Niggas be thinkin I’m deep/intelligent, fooled by college degree
My IQ is average, there’s a young lady out there she way smarter than me
I scrolled through her timeline in these wild times and I started to read
She mad at these crackers, she mad at these capitalists, mad at these murder police,
She mad at my niggas, she mad at our ignorance, she wear her heart on her sleeve
She mad at the celebrities, low key I be thinkin she talking bout me
Now I ain’t no dummy to think I’m above criticism so when I see something that’s valid I listen
But Shit, its something about the queen tone that’s bothering me
She strike me as somebody blessed enough to grow up in conscious environment
With parents that know bout the struggle for liberation and in turn they provided with
A perspective and awareness of the system and unfairness that afflicts em
And the clearest understanding of what we gotta do to get free,
And the frustration the fills her words seems to come from the fact that most people don’t see
just cuz you woke and I’m not, that shit ain’t no reason to talk like you better than me
How you gon lead, when you attacking the very same niggas that really do need
The shit that you saying? instead of conveying you holier come help get us up to speed
Shit it’s a reason it took like 200 years for our ancestors just to get freed
These shackles be lockin the mental way more than physical, I look at freedom like trees
Can’t grow a forest like overnight, hit the ghetto and slowly start planting your seeds
Fuck is the point of you preaching your message to those that already believe what you believe?
I’m on some “fuck a retweet”, most people is sheep,
You got all the answers but how you gon reach?
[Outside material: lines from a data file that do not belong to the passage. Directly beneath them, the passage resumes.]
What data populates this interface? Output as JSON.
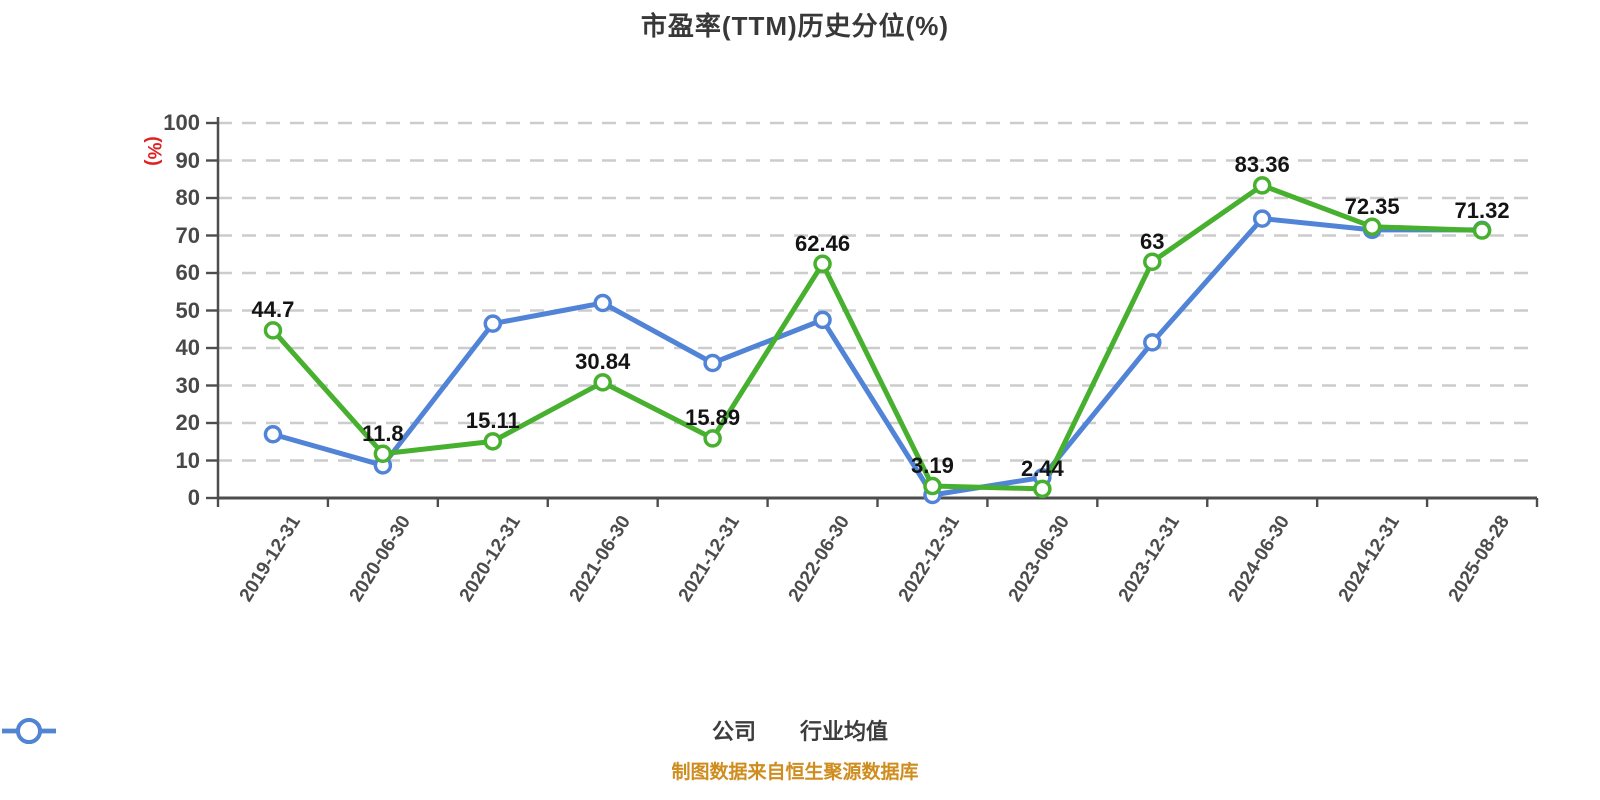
{
  "title": "市盈率(TTM)历史分位(%)",
  "footer": {
    "source_note": "制图数据来自恒生聚源数据库"
  },
  "chart_data": {
    "type": "line",
    "title": "市盈率(TTM)历史分位(%)",
    "ylabel": "(%)",
    "ylim": [
      0,
      100
    ],
    "ytick_step": 10,
    "grid": "horizontal-dashed",
    "legend_position": "bottom",
    "categories": [
      "2019-12-31",
      "2020-06-30",
      "2020-12-31",
      "2021-06-30",
      "2021-12-31",
      "2022-06-30",
      "2022-12-31",
      "2023-06-30",
      "2023-12-31",
      "2024-06-30",
      "2024-12-31",
      "2025-08-28"
    ],
    "series": [
      {
        "name": "公司",
        "color": "#47b02e",
        "values": [
          44.7,
          11.8,
          15.11,
          30.84,
          15.89,
          62.46,
          3.19,
          2.44,
          63,
          83.36,
          72.35,
          71.32
        ],
        "point_labels": [
          "44.7",
          "11.8",
          "15.11",
          "30.84",
          "15.89",
          "62.46",
          "3.19",
          "2.44",
          "63",
          "83.36",
          "72.35",
          "71.32"
        ]
      },
      {
        "name": "行业均值",
        "color": "#5183d7",
        "values": [
          17,
          8.7,
          46.5,
          52,
          36,
          47.5,
          0.8,
          5.5,
          41.5,
          74.5,
          71.5,
          71.5
        ],
        "point_labels": []
      }
    ],
    "colors": {
      "grid": "#cccccc",
      "axis": "#4d4d4d",
      "tick_label": "#484848",
      "data_label": "#141414",
      "unit_label": "#e02121",
      "marker_fill": "#ffffff",
      "title": "#383838",
      "footer": "#cf8d1f"
    }
  }
}
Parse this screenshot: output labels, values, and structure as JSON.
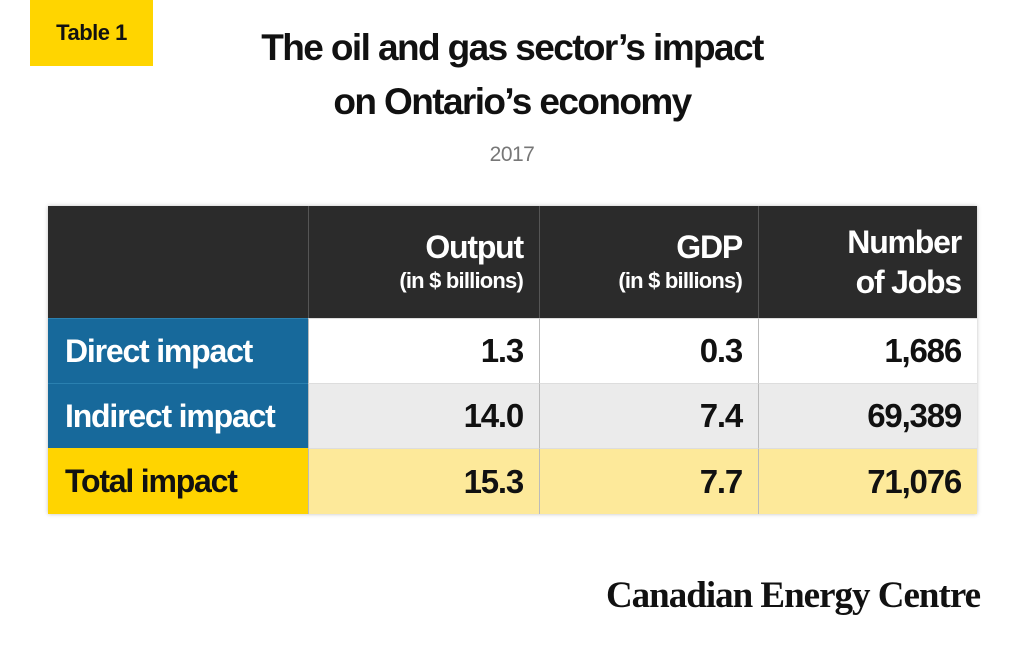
{
  "badge": "Table 1",
  "header": {
    "title_lines": [
      "The oil and gas sector’s impact",
      "on Ontario’s economy"
    ],
    "subtitle": "2017"
  },
  "table": {
    "columns": [
      [
        "Output",
        "(in $ billions)"
      ],
      [
        "GDP",
        "(in $ billions)"
      ],
      [
        "Number",
        "of Jobs"
      ]
    ],
    "rows": [
      [
        "Direct impact",
        "1.3",
        "0.3",
        "1,686"
      ],
      [
        "Indirect impact",
        "14.0",
        "7.4",
        "69,389"
      ],
      [
        "Total impact",
        "15.3",
        "7.7",
        "71,076"
      ]
    ]
  },
  "footer": {
    "source": "Canadian Energy Centre"
  }
}
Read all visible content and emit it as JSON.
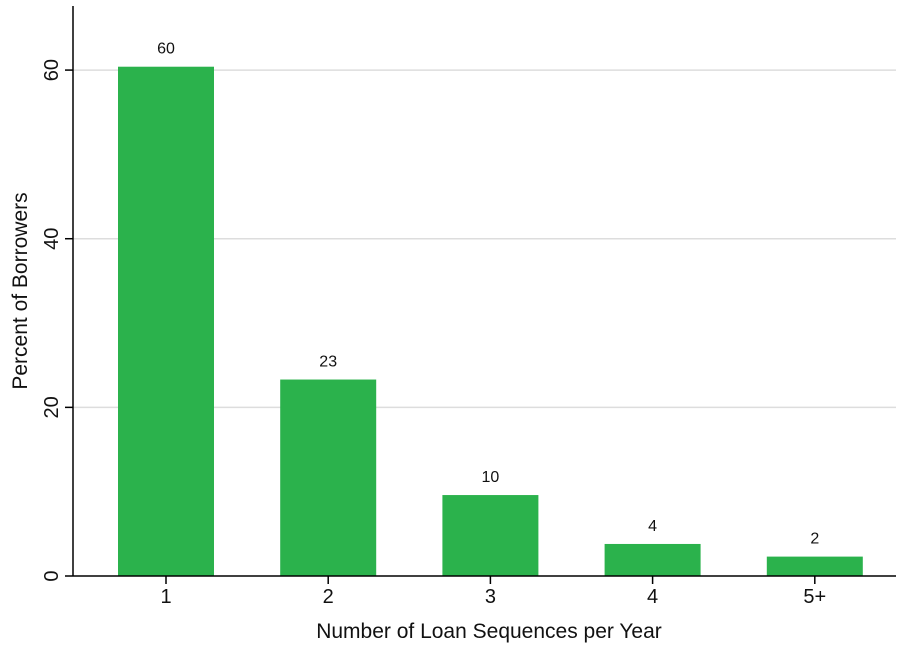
{
  "chart_data": {
    "type": "bar",
    "title": "",
    "xlabel": "Number of Loan Sequences per Year",
    "ylabel": "Percent of Borrowers",
    "categories": [
      "1",
      "2",
      "3",
      "4",
      "5+"
    ],
    "values": [
      60.4,
      23.3,
      9.6,
      3.8,
      2.3
    ],
    "data_labels": [
      "60",
      "23",
      "10",
      "4",
      "2"
    ],
    "yticks": [
      0,
      20,
      40,
      60
    ],
    "ylim": [
      0,
      67.6
    ],
    "grid": true,
    "legend": "none",
    "colors": {
      "bar": "#2bb24c",
      "grid": "#dddddd",
      "axis": "#000000"
    }
  }
}
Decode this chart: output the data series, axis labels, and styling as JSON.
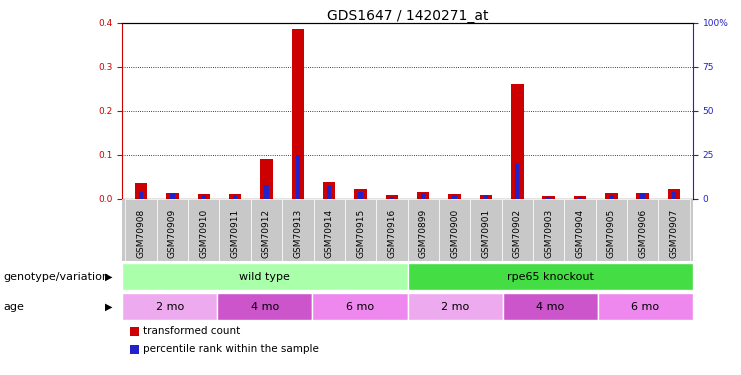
{
  "title": "GDS1647 / 1420271_at",
  "samples": [
    "GSM70908",
    "GSM70909",
    "GSM70910",
    "GSM70911",
    "GSM70912",
    "GSM70913",
    "GSM70914",
    "GSM70915",
    "GSM70916",
    "GSM70899",
    "GSM70900",
    "GSM70901",
    "GSM70902",
    "GSM70903",
    "GSM70904",
    "GSM70905",
    "GSM70906",
    "GSM70907"
  ],
  "transformed_count": [
    0.035,
    0.012,
    0.01,
    0.01,
    0.09,
    0.385,
    0.038,
    0.022,
    0.008,
    0.015,
    0.01,
    0.008,
    0.26,
    0.006,
    0.007,
    0.012,
    0.014,
    0.022
  ],
  "percentile_rank": [
    4,
    3,
    2,
    2,
    8,
    25,
    7,
    4,
    1,
    3,
    2,
    2,
    20,
    1,
    1,
    2,
    3,
    4
  ],
  "red_color": "#cc0000",
  "blue_color": "#2222cc",
  "plot_bg": "#ffffff",
  "tick_bg": "#c8c8c8",
  "genotype_row_bg": "#ffffff",
  "left_ylim": [
    0,
    0.4
  ],
  "right_ylim": [
    0,
    100
  ],
  "left_yticks": [
    0.0,
    0.1,
    0.2,
    0.3,
    0.4
  ],
  "right_yticks": [
    0,
    25,
    50,
    75,
    100
  ],
  "right_yticklabels": [
    "0",
    "25",
    "50",
    "75",
    "100%"
  ],
  "genotype_groups": [
    {
      "label": "wild type",
      "start": 0,
      "end": 9,
      "color": "#aaffaa"
    },
    {
      "label": "rpe65 knockout",
      "start": 9,
      "end": 18,
      "color": "#44dd44"
    }
  ],
  "age_groups": [
    {
      "label": "2 mo",
      "start": 0,
      "end": 3,
      "color": "#eeaaee"
    },
    {
      "label": "4 mo",
      "start": 3,
      "end": 6,
      "color": "#cc55cc"
    },
    {
      "label": "6 mo",
      "start": 6,
      "end": 9,
      "color": "#ee88ee"
    },
    {
      "label": "2 mo",
      "start": 9,
      "end": 12,
      "color": "#eeaaee"
    },
    {
      "label": "4 mo",
      "start": 12,
      "end": 15,
      "color": "#cc55cc"
    },
    {
      "label": "6 mo",
      "start": 15,
      "end": 18,
      "color": "#ee88ee"
    }
  ],
  "legend_items": [
    {
      "label": "transformed count",
      "color": "#cc0000"
    },
    {
      "label": "percentile rank within the sample",
      "color": "#2222cc"
    }
  ],
  "bar_width": 0.4,
  "title_fontsize": 10,
  "tick_fontsize": 6.5,
  "label_fontsize": 8,
  "annotation_fontsize": 8,
  "n_samples": 18
}
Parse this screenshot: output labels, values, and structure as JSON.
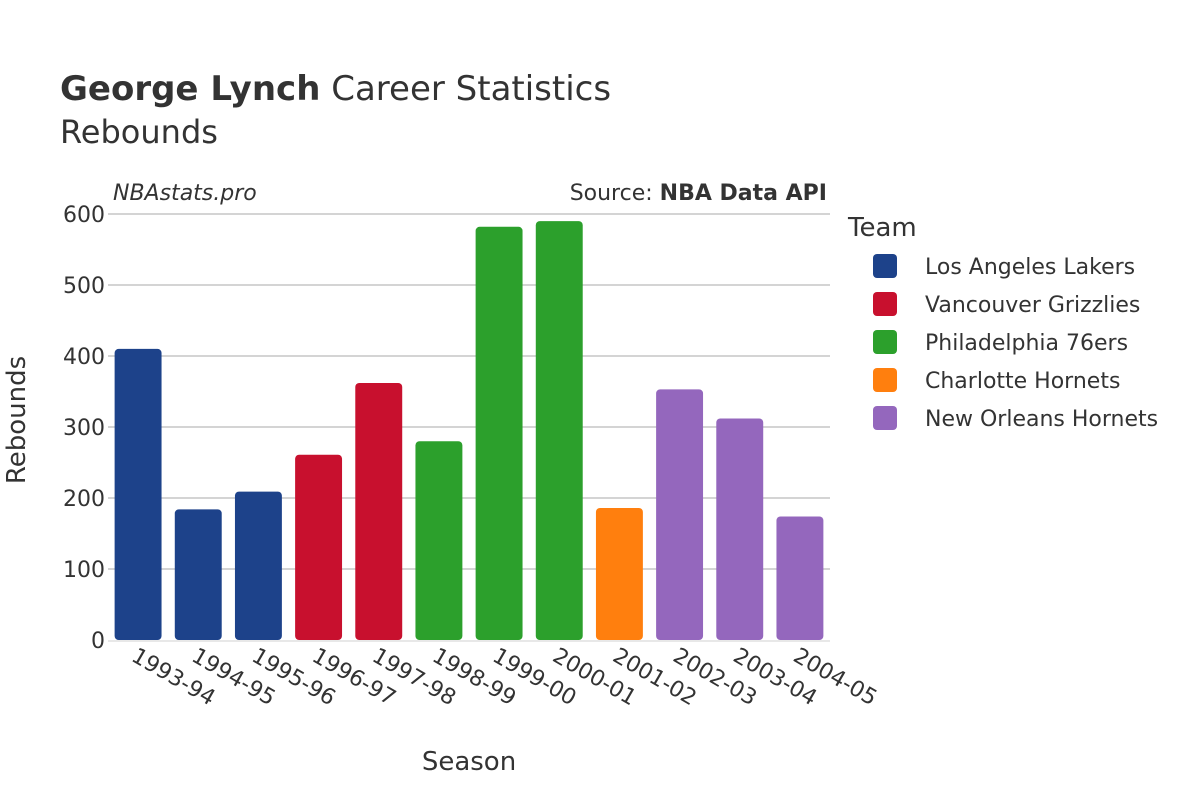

If I could make one more suggestion respectfully I would say it’s more effective to treat
People like children, understanding the time and love and patience that’s needed to grow,
This change is inevitable but ain’t none of us seen this before
Therefore we just gotta learn everything as we go,
I struggle with thoughts on the daily
Feel like a slave that somehow done saved enough coins to buy his way up outta slavery
Thinking just maybe, in my pursuit to make life so much better for me and my babies
I done betrayed the very same people that look at me like I’m some kind of a hero
Because of the zeros that’s next to the commas, but look here I promise I’m not who you think
Ran into this nigga outside of the store yesterday he said something that had me like “wait”,
He was like “Cole, preciate what you been doin My nigga, that’s real” but damn, why I feel faker Than snow on the bluff?
well maybe cuz deep down I know I ain’t doing enough,
The sun is shining today
The sun is shining today
The sun is shining today
Can you walk with me? I hope we’ll find
the reason why we often sob. Go on cry.
Painful memories fuck up the vibe
though I be trying to let the time heal my mind.
I was once a child, I’ve gotten older
Still, I know I’m just a boy in Gods eyes.